Cognifiber raises $6m for In-Fibre photonic processing
Cognifiber in Israel has raised $6m to commercialise its photonic technology for processing neural networks inside an optical fibre without the need for AI accelerators or memory.
Just as there is a move to process data in memory with in-memory computing (see links below), so in-fibre photonic processing enables computing on the fly within an optical fibre.
This is achieved by a technology called DeepLight that takes advantage of the crosstalk noise between fibres in an optical cable.
In-fibre photonic processing
The principal of in-fibre computing is exactly the same as a transistor with a source, drain and gate. It allows controllable, programable interactions between input data channels such that the output light transmits the exact desired mathematical function. In this manner both linear operations such as Multiply-Accumulate (MAC) and nonlinear operations such as sigmoid functions can be implemented.
The fact that the control of these interactions can be done in a configurable manner, results in a photonic device that can implement many interchangeable functions by simply re-programming the control parameters.
A paper in Nature in 2016 demonstrates that light routing between cores can be controlled by amplification patterns that are injected optically into the processors allowing for direct photonic compute from start to end without memory read/write operations.
The resulting system has a simple, direct and reliable I/O interface with a fibre connector for each channel and uses low-loss, resilient and robust signal transmission with no inter-processor interference. This can be used for ‘On-the-Fly’ inference of neural networks without the need for memory read/write of intermediate results, dramatically cutting the power consumption, and can scale up to systems with over 100 and even 1,000 channels.

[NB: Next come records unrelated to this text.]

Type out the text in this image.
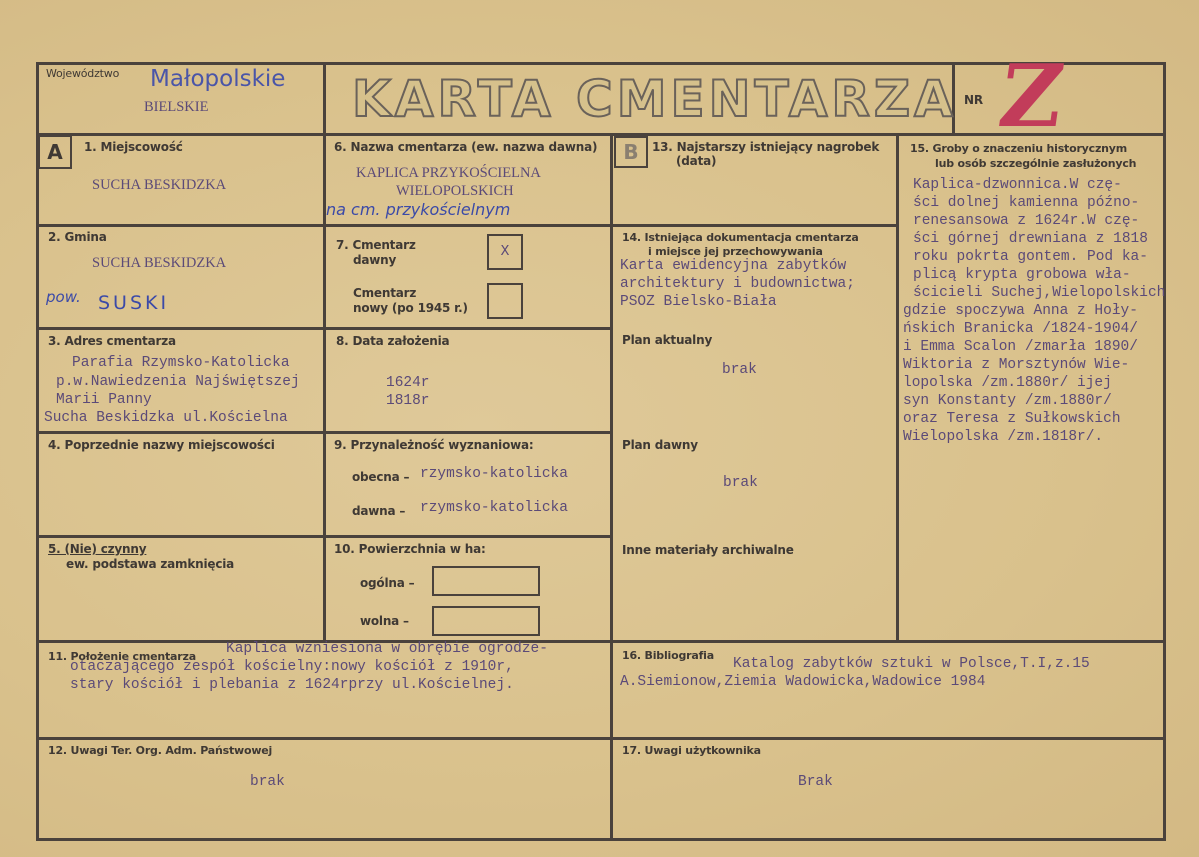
Województwo Małopolskie
BIELSKIE	KARTA CMENTARZA NR Z
A	1. Miejscowość
SUCHA BESKIDZKA
2. Gmina
SUCHA BESKIDZKA
pow. SUSKI
3. Adres cmentarza
Parafia Rzymsko-Katolicka
p.w.Nawiedzenia Najświętszej
Marii Panny
Sucha Beskidzka ul.Kościelna
4. Poprzednie nazwy miejscowości
5. (Nie) czynny
ew. podstawa zamknięcia
6. Nazwa cmentarza (ew. nazwa dawna)
KAPLICA PRZYKOŚCIELNA
WIELOPOLSKICH
na cm. przykościelnym
7. Cmentarz
dawny	X
Cmentarz
nowy (po 1945 r.)
8. Data założenia
1624r
1818r
9. Przynależność wyznaniowa:
obecna – rzymsko-katolicka
dawna – rzymsko-katolicka
10. Powierzchnia w ha:
ogólna –
wolna –
11. Położenie cmentarza Kaplica wzniesiona w obrębie ogrodze-
otaczającego zespół kościelny:nowy kościół z 1910r,
stary kościół i plebania z 1624rprzy ul.Kościelnej.
12. Uwagi Ter. Org. Adm. Państwowej
brak
B	13. Najstarszy istniejący nagrobek
(data)
14. Istniejąca dokumentacja cmentarza
i miejsce jej przechowywania
Karta ewidencyjna zabytków
architektury i budownictwa;
PSOZ Bielsko-Biała
Plan aktualny
brak
Plan dawny
brak
Inne materiały archiwalne
15. Groby o znaczeniu historycznym
lub osób szczególnie zasłużonych
Kaplica-dzwonnica.W czę-
ści dolnej kamienna późno-
renesansowa z 1624r.W czę-
ści górnej drewniana z 1818
roku pokrta gontem. Pod ka-
plicą krypta grobowa wła-
ścicieli Suchej,Wielopolskich
gdzie spoczywa Anna z Hoły-
ńskich Branicka /1824-1904/
i Emma Scalon /zmarła 1890/
Wiktoria z Morsztynów Wie-
lopolska /zm.1880r/ ijej
syn Konstanty /zm.1880r/
oraz Teresa z Sułkowskich
Wielopolska /zm.1818r/.
16. Bibliografia
Katalog zabytków sztuki w Polsce,T.I,z.15
A.Siemionow,Ziemia Wadowicka,Wadowice 1984
17. Uwagi użytkownika
Brak
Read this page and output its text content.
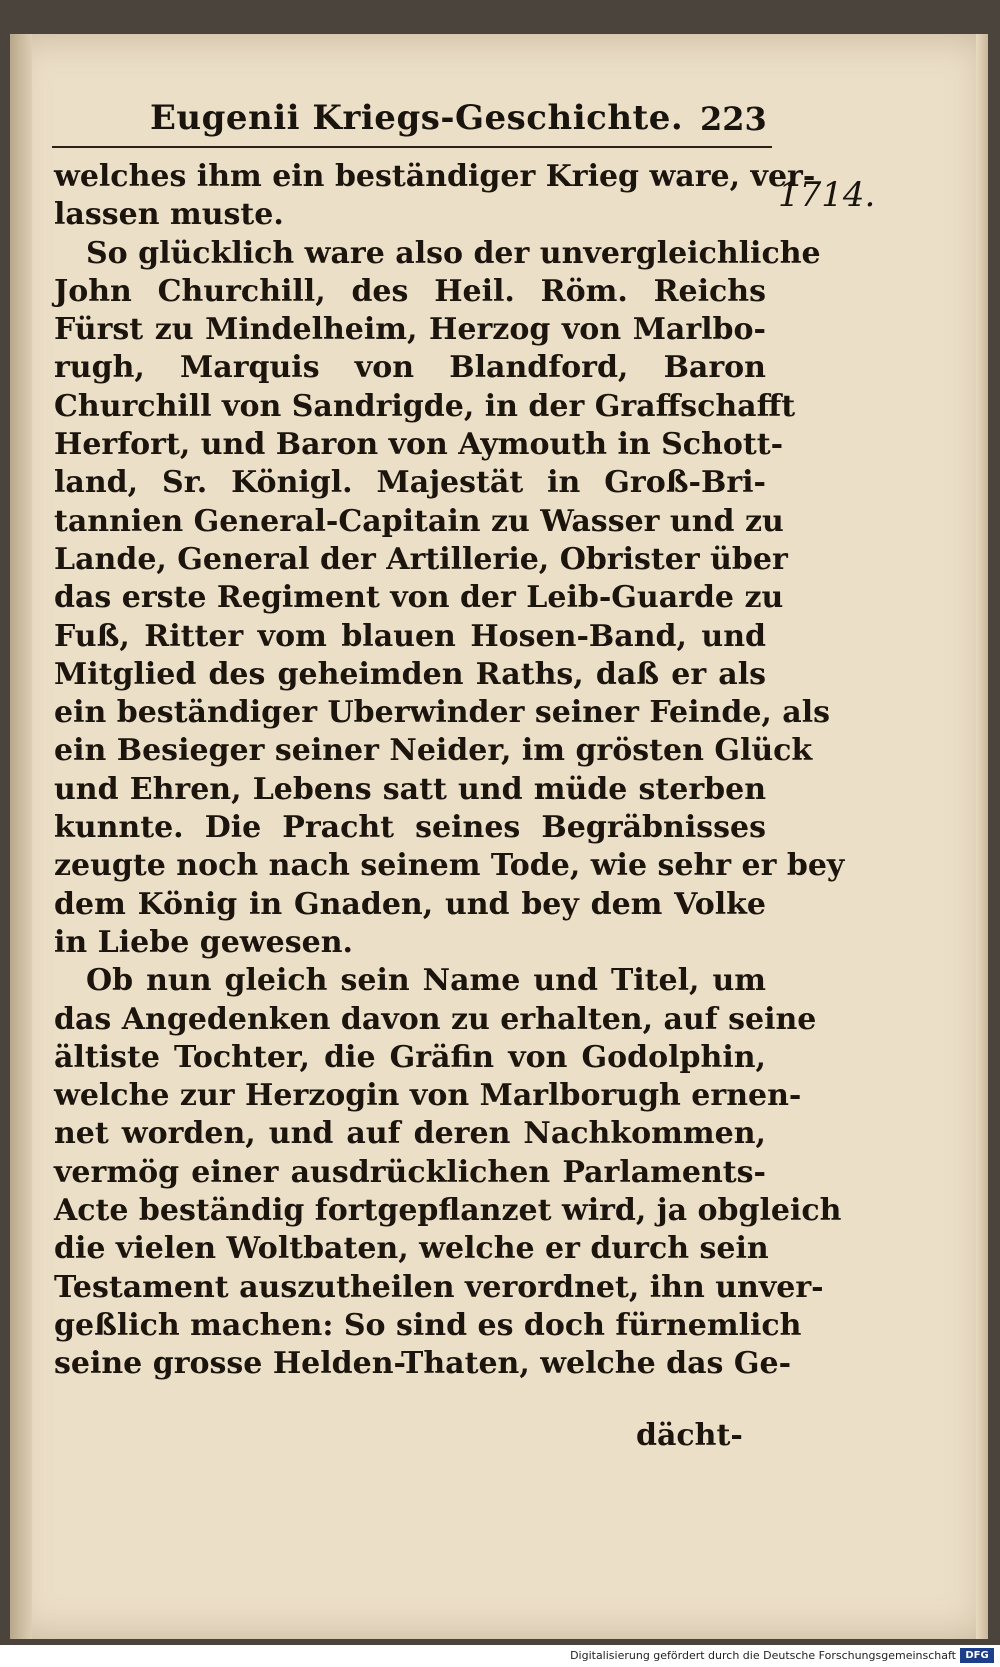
Eugenii Kriegs-Geschichte. 223
1714.
welches ihm ein beständiger Krieg ware, ver-
lassen muste.
So glücklich ware also der unvergleichliche
John Churchill, des Heil. Röm. Reichs
Fürst zu Mindelheim, Herzog von Marlbo-
rugh, Marquis von Blandford, Baron
Churchill von Sandrigde, in der Graffschafft
Herfort, und Baron von Aymouth in Schott-
land, Sr. Königl. Majestät in Groß-Bri-
tannien General-Capitain zu Wasser und zu
Lande, General der Artillerie, Obrister über
das erste Regiment von der Leib-Guarde zu
Fuß, Ritter vom blauen Hosen-Band, und
Mitglied des geheimden Raths, daß er als
ein beständiger Uberwinder seiner Feinde, als
ein Besieger seiner Neider, im grösten Glück
und Ehren, Lebens satt und müde sterben
kunnte. Die Pracht seines Begräbnisses
zeugte noch nach seinem Tode, wie sehr er bey
dem König in Gnaden, und bey dem Volke
in Liebe gewesen.
Ob nun gleich sein Name und Titel, um
das Angedenken davon zu erhalten, auf seine
ältiste Tochter, die Gräfin von Godolphin,
welche zur Herzogin von Marlborugh ernen-
net worden, und auf deren Nachkommen,
vermög einer ausdrücklichen Parlaments-
Acte beständig fortgepflanzet wird, ja obgleich
die vielen Woltbaten, welche er durch sein
Testament auszutheilen verordnet, ihn unver-
geßlich machen: So sind es doch fürnemlich
seine grosse Helden-Thaten, welche das Ge-
dächt-
Digitalisierung gefördert durch die Deutsche Forschungsgemeinschaft DFG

Calculation from a proof of concept show that the DeepLight Technology will reach over 100,000,000 TOPS (over 100 exa-operations per second) with efficiency of 1,000 TOPs/W by 2026.
“Our fibre optics-based system delivers a 100-fold boost in speed while reducing power consumption by 80%”, said Dr. Eyal Cohen, Co-founder & CEO of CogniFiber (above). ““This new ability to compute complex algorithms in a fraction of the time will leave Moore’s law in the rearview mirror.”
The series A round was led by Chartered Group, a private equity firm specializing in disruptive technologies with a presence in Europe and Asia.
Following the completion of a successful proof of concept, the funding will help complete the first full system prototype, expected in April 2022 and shown at the CLEO conference in San Jose in May 2022. The first products, expected by the end of 2023, will implement a trainable photonic Auto-Encoder neural network system with expected inference performance of >400 million tasks per second, 100 times faster than today’s silicon-based AI accelerators with a power consumption of less than 500W.
This first line of products is aimed at applications in Industrial IoT and cybersecurity which use massive amounts of real-time, on-premise, auto-encoder based functions such as anomaly detection, transformation, de-noising and compression. Datacentre acceleration can also benefit from a high performance, low-power auto-encoder.
Before officially founding the company in 2018, CogniFiber’s co-founders spent years bringing the technology to life, including working within Intel’s Ingenuity Partner Program.
“Senior engineers at Intel were excited to drill down into every aspect of our technology, reviewing its viability to revolutionize how computers operate today,” said Professor Ze’ev Zalevsky, Co-founder and CTO of CogniFiber. “This technology will help deliver on the promise of photonic computing to safety, cybersecurity, autonomous driving, AI-developed medicines, and countless other applications.”
The company has filed eleven patent applications, of which three are accepted and four are pending.